Browse By

Review Film Kingsman: The Golden Circle

Tiga tahun setelah kesuksesan Kingsman: The Secret Service, sutradara Mathew Vaughn kembali menggarap kelanjutan kisahnya lewat sekuel berjudul Kingsman: The Golden Circle. Nah buat kamu yang tidak terlalu suka dengan film action spy yang dikemas serius seperti film-film James Bond, Kingsman bisa jadi jawabannya. Dikemas dengan format yang lebih ringan dan menghibur, Kingsman: The Golden Circle akan kembali melanjutkan perjalanan para anggota Kingsman melawan musuh-musuh baru yang tidak kalah bengis dibanding film pertamanya.

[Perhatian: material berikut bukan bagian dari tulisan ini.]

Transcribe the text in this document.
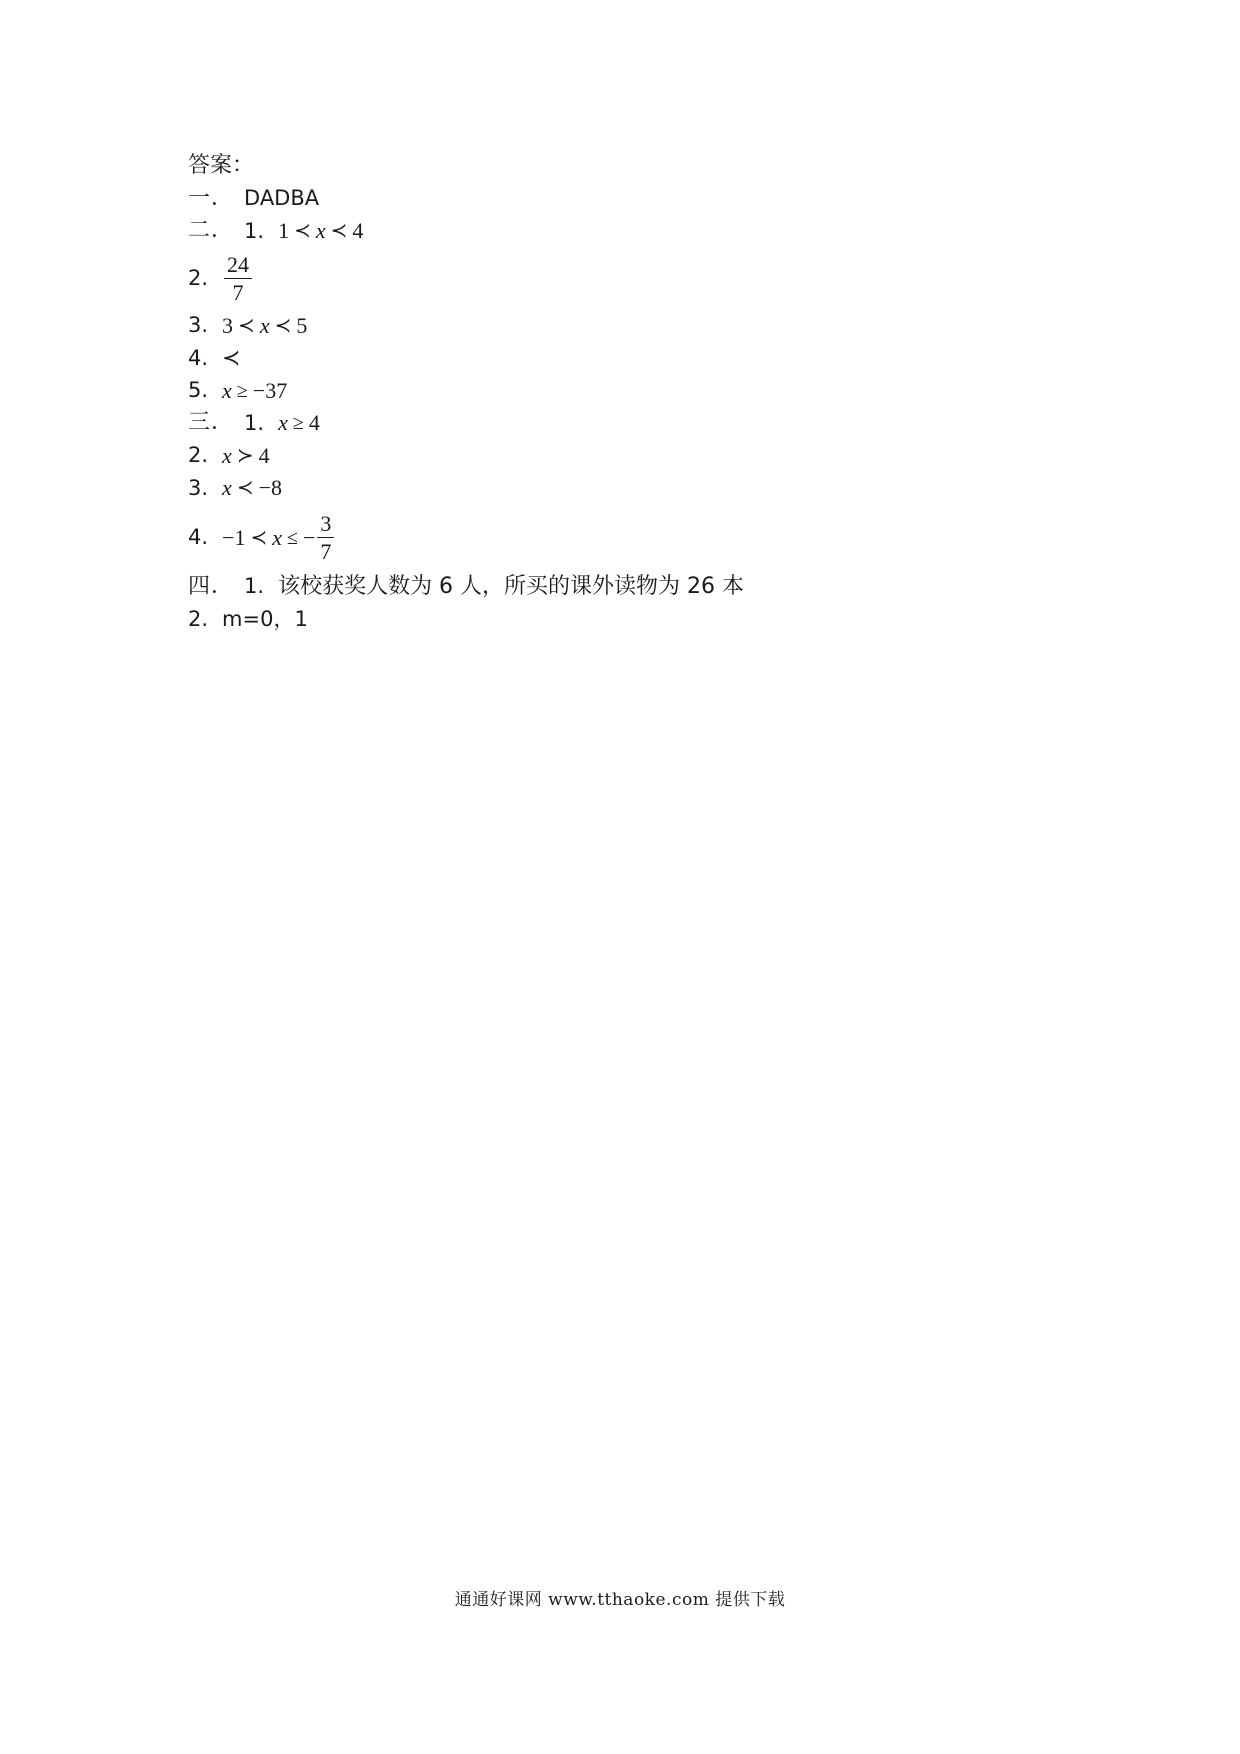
答案：
一． DADBA
二． 1. 1 ≺ x ≺ 4
2. $\frac{24}{7}$
3. 3 ≺ x ≺ 5
4. ≺
5. x ≥ −37
三． 1. x ≥ 4
2. x ≻ 4
3. x ≺ −8
4. −1 ≺ x ≤ − $\frac{3}{7}$
四． 1. 该校获奖人数为 6 人，所买的课外读物为 26 本
2. m=0，1
通通好课网 www.tthaoke.com 提供下载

Sebagai film sekuel, Kingsman: The Golden Circle tampaknya punya beban berat untuk bisa menyusul kesuksesan film pertamanya. Seperti The Secret Service, sekuel filmnya masih tetap menghibur dan dikemas dengan gaya bertutur yang ringan dan kocak. Bicara soal Kingsman tak lengkap tanpa agen parlente Harry Hart-nya Colin Firth. Namun sayangnya ia tewas ditembak di kepala pada film pertama. Vaughn yang menulis skrip bersama Jane Goldman menggunakan cara lihai untuk membangkitkannya kembali. Dan ini bukan spoiler, karena kita sudah melihatnya lewat poster promosi dan trailer. Meski penting dari sisi komersil filmnya, tapi ini juga menafikan momen penting dari film sebelumnya. Saya tahu, Kingsman beroperasi dalam semesta penuh kemustahilan, tapi membangkitkan orang mati? Ini sedikit mencederai stake. Segala macam risiko yang terjadi bisa ditarik kembali. Dan dimana keseruan dan ketegangan saat tak ada konsekuensi?

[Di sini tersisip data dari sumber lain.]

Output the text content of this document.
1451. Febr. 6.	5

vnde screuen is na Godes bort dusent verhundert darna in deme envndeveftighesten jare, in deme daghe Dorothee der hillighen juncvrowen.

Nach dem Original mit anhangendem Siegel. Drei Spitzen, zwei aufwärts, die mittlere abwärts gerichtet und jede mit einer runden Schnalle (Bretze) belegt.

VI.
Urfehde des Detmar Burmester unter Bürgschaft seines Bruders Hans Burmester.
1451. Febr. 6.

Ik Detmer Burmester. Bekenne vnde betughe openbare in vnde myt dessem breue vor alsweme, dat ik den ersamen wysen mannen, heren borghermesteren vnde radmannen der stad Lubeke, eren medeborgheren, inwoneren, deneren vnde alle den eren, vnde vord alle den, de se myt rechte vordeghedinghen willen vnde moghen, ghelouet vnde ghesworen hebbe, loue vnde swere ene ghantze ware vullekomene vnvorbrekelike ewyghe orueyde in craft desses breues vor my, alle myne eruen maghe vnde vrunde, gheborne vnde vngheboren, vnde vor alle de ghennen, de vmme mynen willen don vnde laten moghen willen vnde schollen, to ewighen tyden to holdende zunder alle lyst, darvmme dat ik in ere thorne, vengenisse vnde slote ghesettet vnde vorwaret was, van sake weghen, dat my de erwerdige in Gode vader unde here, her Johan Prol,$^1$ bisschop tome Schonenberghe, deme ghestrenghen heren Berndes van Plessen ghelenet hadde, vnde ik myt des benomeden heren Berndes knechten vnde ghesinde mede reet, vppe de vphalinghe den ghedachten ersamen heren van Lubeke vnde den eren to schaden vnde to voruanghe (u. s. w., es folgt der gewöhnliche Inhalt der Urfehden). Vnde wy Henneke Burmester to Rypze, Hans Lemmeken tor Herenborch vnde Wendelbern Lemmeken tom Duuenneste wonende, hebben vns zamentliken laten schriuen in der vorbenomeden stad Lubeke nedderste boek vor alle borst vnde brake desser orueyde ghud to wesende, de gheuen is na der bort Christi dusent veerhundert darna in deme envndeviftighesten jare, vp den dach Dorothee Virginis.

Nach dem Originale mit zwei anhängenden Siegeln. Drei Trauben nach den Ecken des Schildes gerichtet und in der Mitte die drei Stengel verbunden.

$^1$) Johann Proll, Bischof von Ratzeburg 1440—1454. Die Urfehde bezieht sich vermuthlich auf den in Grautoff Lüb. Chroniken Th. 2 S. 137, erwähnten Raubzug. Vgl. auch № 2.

The Golden Circle memperluas skala mitologi franchise-nya dengan memperkenalkan “sepupu” dari agensi Kingsman kita yang berkamuflase sebagai toko jas di Inggris yaitu Statesman, agensi mata-mata Amerika yang bermarkas di pabrik penyulingan miras. Pertemuan ini bermula ketika markas Kingsman dibombardir oleh penjahat. Semua agen Kingsman tewas, kecuali Merlin (Mark Strong) dan Eggsy yang kebetulan sedang pacaran dengan putri Swedia (Hanna Alstrom) yang diselamatkan (dan di*uhuk*) di film pertama. Keduanya lalu berangkat ke Kentucky lalu berjumpa dengan Statesmen yang terdiri dari agen bernama-kode miras diantaranya Tequilla (Channing Tatum), Ginger Ale (Halle Berry), Whiskey (Pedro Pascal), dan sang bos Champagne (Jeff Bridges).

Sayang film ini seakan tak mampu move on dari film pertamanya. Film keduanya turut mengusung formula yang sama, salah satunya karakter villain yang hampir mirip dengan film pertamanya. Jika di film pertama ada Valentine yang ditemani Gazelle, manusia berkaki robot. Di film kedua muncul karakter Poppy yang ditemani Charlie, manusia bertangan robot. Dua-duanya bahkan punya tipikal karakter yang sama-sama psycho dan terobsesi menguasai dunia. Kekurangan lain ada beberapa teknologi CGI yang masih kasar dan juga jalan cerita yang mudah ditebak.

Meski begitu Kingsman: The Golden Circle tetap punya daya tarik yang mumpuni. Kita akan dibuat gemas melihat aksi Eggsy sebagai agen mata-mata dengan kemampuan yang lebih profesional dibanding film pertamanya. Selain itu penampilan aktor-aktor pembantu seperti Pedro Pascal dan Channing Tatum cukup mampu menghidupkan film dengan sentuhan Western.

The Golden Circle juga masih menyuguhkan hal-hal futuristik yang tidak bisa lepas dari film ini seperti penggunaan senjata-senjata canggih yang disamarkan dalam bentuk payung, koper, bolpoin, lasso, dan masih banyak lagi yang pastinya sangat lekat dengan ciri khas film Kingsman.